Looking ahead, Japanese markets are closed today for a public holiday so there is unlikely to be much action in Asia. However, for the week ahead, Fed speakers will once again be in focus.  "We look for remarks by Fed Chair Powell and NY Fed President Williams to further solidify the case for a 25bp cut at the July FOMC meeting. Chair Powell reiterated the Fed's desire to "sustain the economic expansion" and Williams acknowledged that arguments for policy easing have strengthened. Look for further remarks by voters Evans, Rosengren and Bullard," analysts at TD Securities explained.  Also, U.S. Retail Sales will likely draw benefit from sound consumer fundamentals. 

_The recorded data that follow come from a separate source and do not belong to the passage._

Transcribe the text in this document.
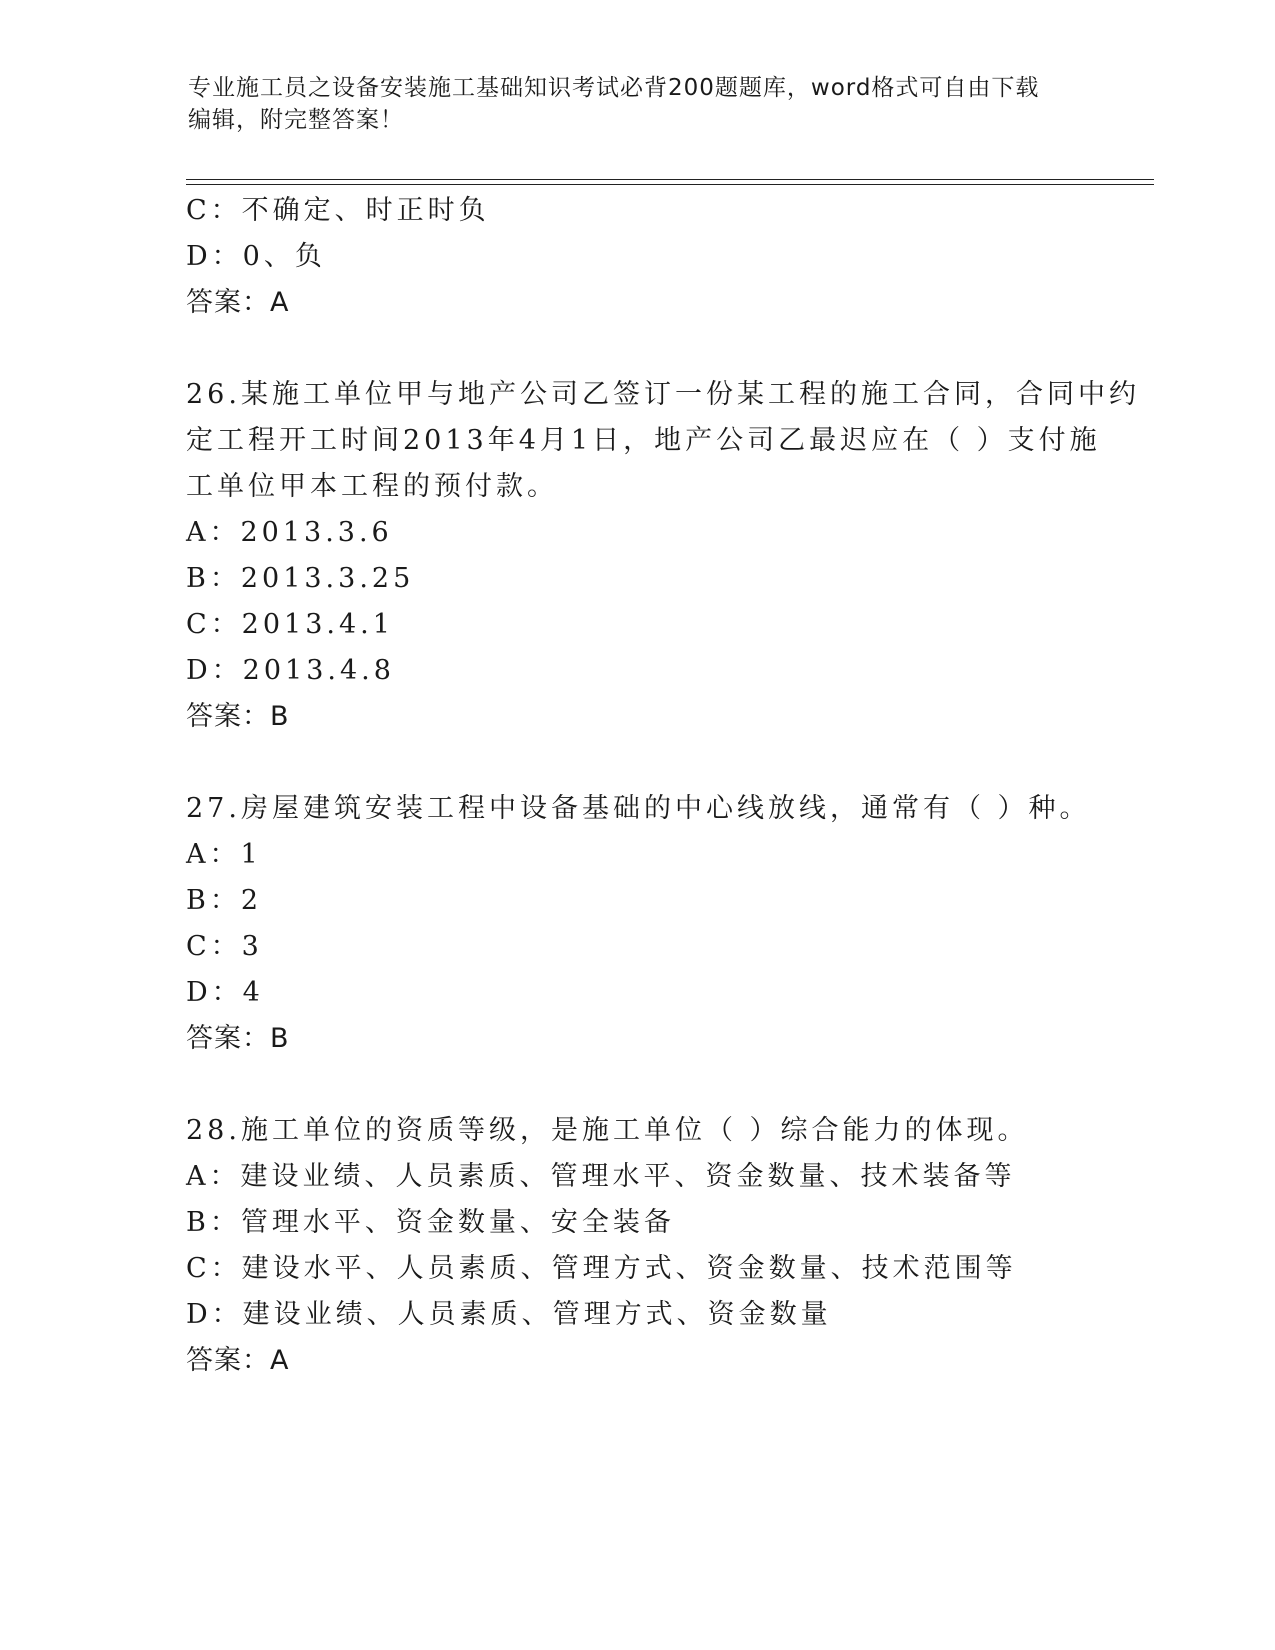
专业施工员之设备安装施工基础知识考试必背200题题库，word格式可自由下载
编辑，附完整答案！
C：不确定、时正时负
D：0、负
答案：A
26.某施工单位甲与地产公司乙签订一份某工程的施工合同，合同中约
定工程开工时间2013年4月1日，地产公司乙最迟应在（ ）支付施
工单位甲本工程的预付款。
A：2013.3.6
B：2013.3.25
C：2013.4.1
D：2013.4.8
答案：B
27.房屋建筑安装工程中设备基础的中心线放线，通常有（ ）种。
A：1
B：2
C：3
D：4
答案：B
28.施工单位的资质等级，是施工单位（ ）综合能力的体现。
A：建设业绩、人员素质、管理水平、资金数量、技术装备等
B：管理水平、资金数量、安全装备
C：建设水平、人员素质、管理方式、资金数量、技术范围等
D：建设业绩、人员素质、管理方式、资金数量
答案：A
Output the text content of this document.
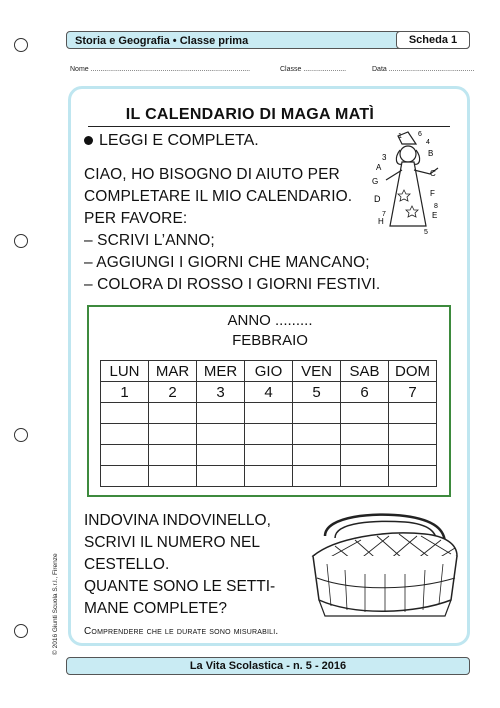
Storia e Geografia • Classe prima	Scheda 1
Nome ..................................................................................	Classe ......................	Data ............................................
IL CALENDARIO DI MAGA MATÌ
LEGGI E COMPLETA.
CIAO, HO BISOGNO DI AIUTO PER
COMPLETARE IL MIO CALENDARIO.
PER FAVORE:
– SCRIVI L’ANNO;
– AGGIUNGI I GIORNI CHE MANCANO;
– COLORA DI ROSSO I GIORNI FESTIVI.
1 6
4
3
A
B
G
C
D
F
E
H
8
7
5
ANNO .........
FEBBRAIO
LUN	MAR	MER	GIO	VEN	SAB	DOM
1	2	3	4	5	6	7

INDOVINA INDOVINELLO,
SCRIVI IL NUMERO NEL
CESTELLO.
QUANTE SONO LE SETTI-
MANE COMPLETE?
Comprendere che le durate sono misurabili.
La Vita Scolastica - n. 5 - 2016
© 2016 Giunti Scuola S.r.l., Firenze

Jawboning and rate cuts to curb Aussie's rise

However, Australian stocks have been underperforming as investors remain concerned about trade and the benchmark suffers biggest weekly drop since May with Miners pushing the Australian share-market lower. Indeed, the Aussie trades as a proxy to the trade dispute between the U.S. and China, but the Reserve Bank of Australia, (RBA), is also on the backfoot, in defensive mode. Despite expectations of an additional rate cut from the RBA,  the Aussie is higher now than it was before the RBA first eased on June 4, and well above its recent five-month trough of $0.6832 - Jawboning is to be expected as a continuation higher is likely to damage the country's export sector.


AUD/USD levels

AUD/USD has been firmer of late and is taking on the 4th July support having continued to grind higher from the 61.8% retracement at 0.6914. "We would allow for recovery to 0.7022/48 Above 0.7048 sits the late April peak at 0.7069 and the 200-day moving average at 0.7092. Further up resistance can be spotted at the 0.7207 February high," analysts at Commerzbank argued.